Esas No: 2022/2352
Karar No: 2022/6030
Karar Tarihi: 21.06.2022
Yargıtay 3. Hukuk Dairesi 2022/2352 Esas 2022/6030 Karar Sayılı İlamı
3. Hukuk Dairesi 2022/2352 E. , 2022/6030 K."İçtihat Metni"
MAHKEMESİ : İSTANBUL BÖLGE ADLİYE MAHKEMESİ 3. HUKUK DAİRESİ
ASIL VE BİRLEŞEN DAVADA
Taraflar arasında ilk derece mahkemesinde birleştirilerek görülen alacak davalarının konusuz kaldığından karar verilmesine yer olmadığına dair verilen karar hakkında bölge adliye mahkemesi tarafından yapılan istinaf incelemesi sonucunda; davalıların istinaf başvurusunun ayrı ayrı reddine, davacı tarafın istinaf başvurusunun kabulü ile ilk derece mahkemesi kararı kaldırılarak davanın kısmen kabulüne yönelik olarak verilen karar, davalılar vekilleri tarafından duruşmalı, davacı vekili tarafından duruşmasız olarak temyiz edilmekle; duruşma günü olarak belirlenen 21/06/2022 tarihinde davacı vekilleri Av. ..., Av. ... ve Av. ... ile davalı ... ... vekili Av. ..., davalı ... ... vekili Av. ... geldi.

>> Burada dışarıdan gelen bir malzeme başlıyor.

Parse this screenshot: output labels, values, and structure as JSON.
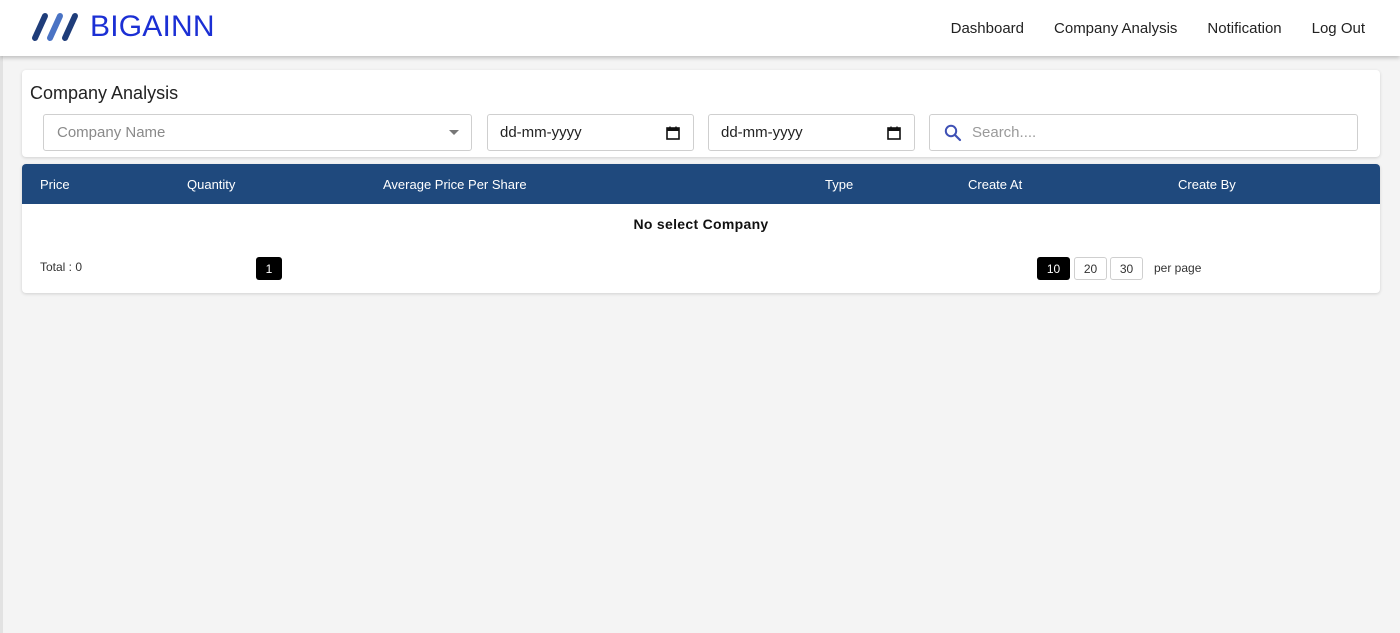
{
  "brand": {
    "name": "BIGAINN",
    "colors": {
      "name": "#1b2fd4",
      "stripe_dark": "#1f3d7a",
      "stripe_light": "#4a73c4"
    }
  },
  "nav": {
    "dashboard": "Dashboard",
    "company_analysis": "Company Analysis",
    "notification": "Notification",
    "logout": "Log Out"
  },
  "filters": {
    "title": "Company Analysis",
    "company_placeholder": "Company Name",
    "date_from": "dd-mm-yyyy",
    "date_to": "dd-mm-yyyy",
    "search_placeholder": "Search....",
    "icons": {
      "search": "search-icon",
      "calendar": "calendar-icon",
      "dropdown": "chevron-down-icon"
    }
  },
  "table": {
    "header_color": "#1f497d",
    "columns": [
      "Price",
      "Quantity",
      "Average Price Per Share",
      "Type",
      "Create At",
      "Create By"
    ],
    "empty_message": "No select Company",
    "total_label": "Total : 0",
    "current_page": "1",
    "page_sizes": [
      "10",
      "20",
      "30"
    ],
    "selected_page_size": "10",
    "per_page_label": "per page"
  }
}
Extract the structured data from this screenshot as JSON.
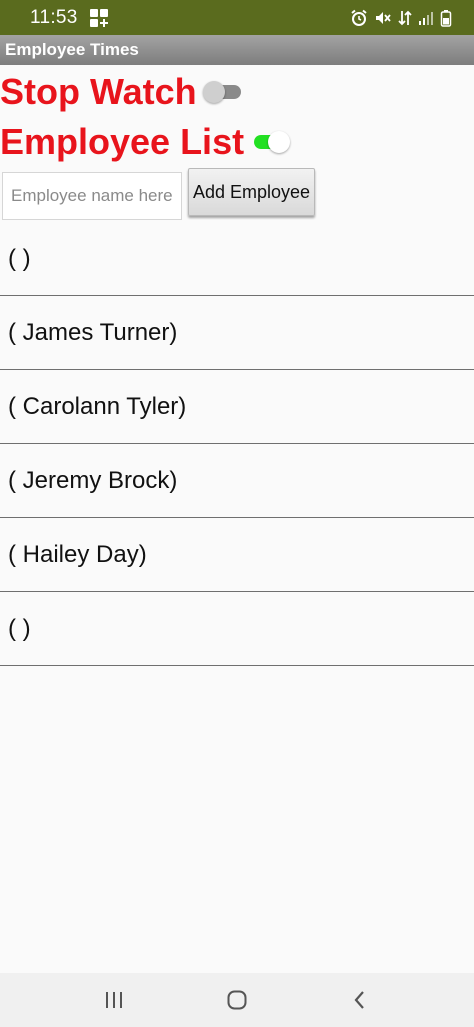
{
  "status_bar": {
    "time": "11:53",
    "background": "#5a6b1e",
    "icons": [
      "app-grid-icon",
      "alarm-icon",
      "mute-icon",
      "data-icon",
      "signal-icon",
      "battery-icon"
    ]
  },
  "title_bar": {
    "title": "Employee Times"
  },
  "switches": {
    "stop_watch": {
      "label": "Stop Watch",
      "state": "off"
    },
    "employee_list": {
      "label": "Employee List",
      "state": "on"
    }
  },
  "entry": {
    "placeholder": "Employee name here",
    "value": "",
    "add_button_label": "Add Employee"
  },
  "employees": [
    "( )",
    "( James Turner)",
    "( Carolann Tyler)",
    "( Jeremy Brock)",
    "( Hailey Day)",
    "( )"
  ],
  "nav_bar": {
    "icons": [
      "recent-apps-icon",
      "home-icon",
      "back-icon"
    ]
  },
  "colors": {
    "label_red": "#e8141c",
    "switch_on": "#22e022",
    "title_bar": "#8f8f8f"
  }
}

Açık duruşmaya başlandı ve hazır bulunan vekillerin sözlü açıklamaları dinlenildikten sonra işin incelenerek karara bağlanması için saat 14.00'e bırakılması uygun görüldüğünden, belli saatte dosyadaki bütün kağıtlar okunarak, Tetkik Hakiminin açıklamaları dinlenip, gereği düşünüldü:
Y A R G I T A Y K A R A R I
Davacı; dava dışı ... ile imzaladığı 05/01/2005 tarihli sistem kullanım anlaşması uyarınca, elektrik tüketimine dair faturaların sözleşme tarihinden itibaren (1 nolu bağlantı) Tarifesi üzerinden tahakkuk ettirilmesi gerekirken, faturalandırma işlemlerinin daha yüksek tarife olan (2 nolu bağlantı) Tarifesi üzerinden yapıldığını, fazladan tahakkuk ettirilen bedellerin iadesi isteminin davalılar tarafından kabul edilmediğini, bunun üzerine ...’ya müracaat ederek tarife ve iletim bedeli konusunda yazılı görüş istediğini, ... tarafından verilen cevabi yazıda; aralarında yapılan 05/01/2005 tarihli sistem kullanım anlaşmasının halen geçerli olduğu, bu bağlamda gerekli geri ödeme ve mahsuplaşmanın ...’a bildirildiği, kaldı ki sözleşmeden kaynaklanan anlaşmazlıklarda kurul kararlarının bağlayıcı olacağına dair ifadelere yer verildiğini, ancak davalılar tarafından işbu ... yazısının dikkate alınmadığını ileri sürerek; fazladan tahakkuk ettirilen bedelin tespiti ile asıl davada 05/01/2005 ile 30/06/2014 tarihleri arası dönem için fazlaya dair hakları saklı kalmak kaydıyla, şimdilik 9.164.289,42 TL’nin; birleşen davada ise 01/07/2014 ile 30/06/2014 tarihleri arası dönem için fazlaya dair hakları saklı kalmak kaydıyla, şimdilik 1.968.013,36 TL’nin her bir faturanın ödeme tarihinden itibaren işleyecek avans faizi ile birlikte davalılardan müştereken ve müteselsilen tahsilini talep etmiş; 19/02/2019 tarihli ıslah dilekçesi ile asıl davaya yönelik talebini 9.188.205,36 TL’ye, birleşen davaya yönelik istemini ise 1.968.013,38 TL’ye yükseltmiştir.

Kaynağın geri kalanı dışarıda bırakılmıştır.